Here's an example of how lack of restraint or subtlety on the part of a director can sink a film. You certainly couldn't blame the cast of 1961's The Naked Edge which includes Deborah Kerr, Eric Portman, Peter Cushing, and you wouldn't know it's Gary Cooper's last role, shortly before his death. There's plenty of vigour in his performance. But director Michael Anderson directs a Hitchcockian suspense movie almost like a Bugs Bunny cartoon.
In fact, it's very easy to compare the movie to a Hitchcock film because it shares a screenwriter with Psycho and its plot is so close to Hitchcock's 1941 film Suspicion that it's practically a remake. But where Suspicion indulges in a slow burning sadistic and personal terror, The Naked Edge has the story of a wife's rising suspicion that her husband made his fortune by murder play like pans falling out of a kitchen cupboard.
Cooper and Kerr play husband and wife and, again, I can't fault them when their back and forth about his possibly murdering his boss several years earlier is shrill rather then exquisitely painful. Cooper starts to sound so repetitive in his questioning whether or not Kerr suspects him, and Kerr in response can only sound halfway between doubting and believing so many times before she just starts sounding annoyed at being asked the same question over and over.
I love Deborah Kerr. I'm always reminded of how Michael Powell said she was the most intelligent actress he'd ever worked with particularly when half the movies I've seen her in are markedly beneath her talents.
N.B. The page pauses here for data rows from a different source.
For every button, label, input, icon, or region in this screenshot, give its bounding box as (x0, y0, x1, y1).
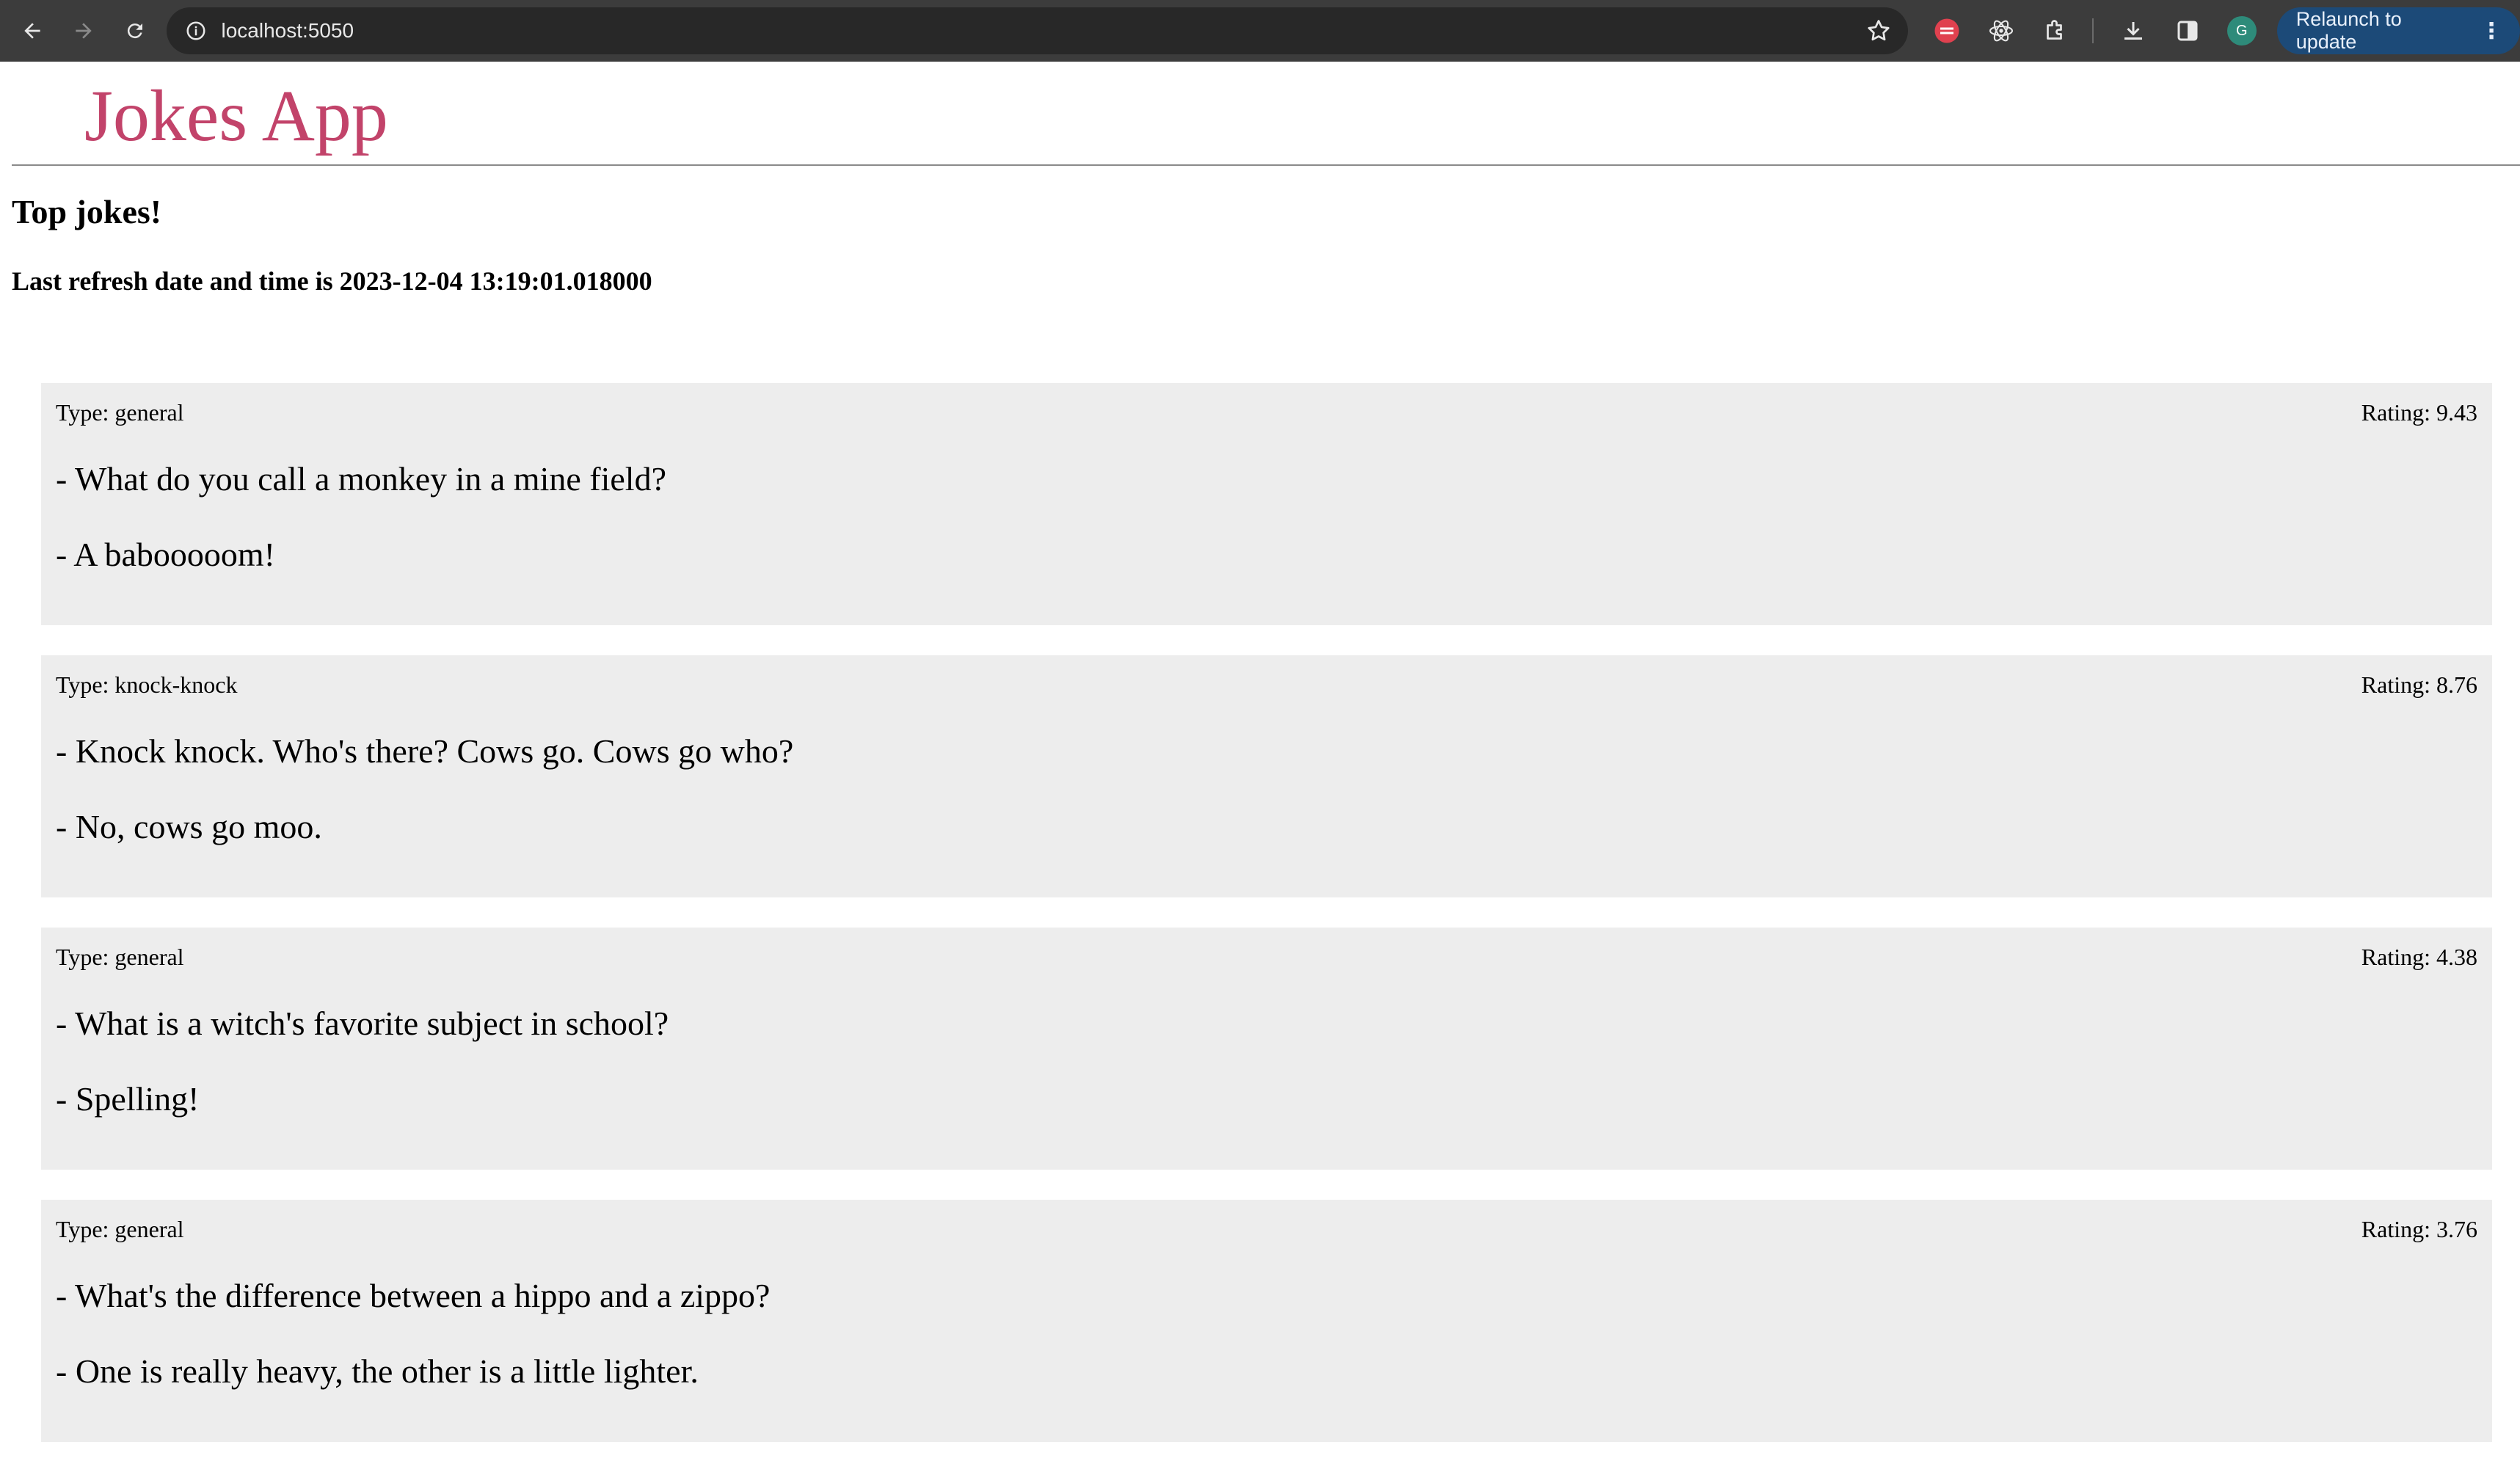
joke-setup: - What do you call a monkey in a mine fi… (56, 460, 666, 498)
joke-rating: Rating: 9.43 (2361, 399, 2477, 426)
bookmark-star-icon[interactable] (1865, 18, 1892, 44)
joke-card: Type: knock-knock Rating: 8.76 - Knock k… (41, 655, 2492, 897)
more-menu-icon[interactable]: ⋮ (2480, 18, 2502, 44)
joke-punchline: - A babooooom! (56, 536, 275, 573)
address-bar[interactable]: localhost:5050 (167, 7, 1908, 54)
joke-setup: - What's the difference between a hippo … (56, 1277, 771, 1314)
arrow-right-icon (76, 23, 92, 39)
arrow-left-icon (24, 23, 40, 39)
header-divider (12, 164, 2520, 166)
browser-toolbar: localhost:5050 G Relaunch to update ⋮ (0, 0, 2520, 62)
joke-rating: Rating: 3.76 (2361, 1216, 2477, 1242)
download-icon[interactable] (2119, 16, 2148, 45)
joke-rating: Rating: 4.38 (2361, 944, 2477, 970)
joke-card: Type: general Rating: 9.43 - What do you… (41, 383, 2492, 625)
app-title: Jokes App (84, 75, 388, 156)
react-devtools-icon[interactable] (1986, 16, 2016, 45)
extensions-puzzle-icon[interactable] (2041, 16, 2070, 45)
relaunch-label: Relaunch to update (2295, 8, 2402, 53)
joke-setup: - Knock knock. Who's there? Cows go. Cow… (56, 732, 794, 770)
site-info-icon[interactable] (184, 19, 208, 43)
side-panel-icon[interactable] (2173, 16, 2202, 45)
joke-setup: - What is a witch's favorite subject in … (56, 1005, 669, 1042)
joke-card: Type: general Rating: 3.76 - What's the … (41, 1200, 2492, 1442)
joke-card: Type: general Rating: 4.38 - What is a w… (41, 928, 2492, 1170)
joke-punchline: - One is really heavy, the other is a li… (56, 1352, 699, 1390)
last-refresh-text: Last refresh date and time is 2023-12-04… (12, 266, 652, 296)
joke-type: Type: general (56, 1216, 184, 1242)
toolbar-separator (2092, 18, 2094, 43)
jokes-list: Type: general Rating: 9.43 - What do you… (41, 383, 2492, 1472)
forward-button[interactable] (65, 12, 103, 50)
joke-type: Type: knock-knock (56, 671, 238, 698)
joke-rating: Rating: 8.76 (2361, 671, 2477, 698)
back-button[interactable] (13, 12, 51, 50)
joke-punchline: - No, cows go moo. (56, 808, 322, 845)
reload-icon (127, 23, 142, 39)
page-heading: Top jokes! (12, 193, 162, 230)
joke-type: Type: general (56, 944, 184, 970)
relaunch-to-update-button[interactable]: Relaunch to update ⋮ (2276, 7, 2520, 54)
profile-avatar[interactable]: G (2226, 16, 2257, 45)
extension-red-icon[interactable] (1933, 16, 1962, 45)
joke-punchline: - Spelling! (56, 1080, 200, 1118)
url-text[interactable]: localhost:5050 (221, 19, 354, 43)
reload-button[interactable] (116, 12, 154, 50)
joke-type: Type: general (56, 399, 184, 426)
Her face has all the nuance and subtlety Anderson's Mickey Moused score and ecstasy junkie placement of close-ups would seek to obliterate.
Peter Cushing's role is tiny--Eric Portman gets a little more interesting material to work with but, if you're thinking about watching this movie, I'd recommend you just watch Suspicion instead, especially if you've never seen it before. But also if you have seen it before.
There were a few movies in the 50s and 60s with the word "naked" in the title--The Naked Truth, The Naked Spur, The Naked Jungle, to name a few--I think to draw in crowds aware of the abolished Hays code but I don't think any of these movies actually have nudity. So I was surprised to see even a brief glimpse of Deborah Kerr's left breast in The Naked Edge. Since The Naked Edge wasn't the title of the source material, I suspect someone thought this was a selling point, which is rather amusing since we're talking about a very brief and incidental moment in the bath.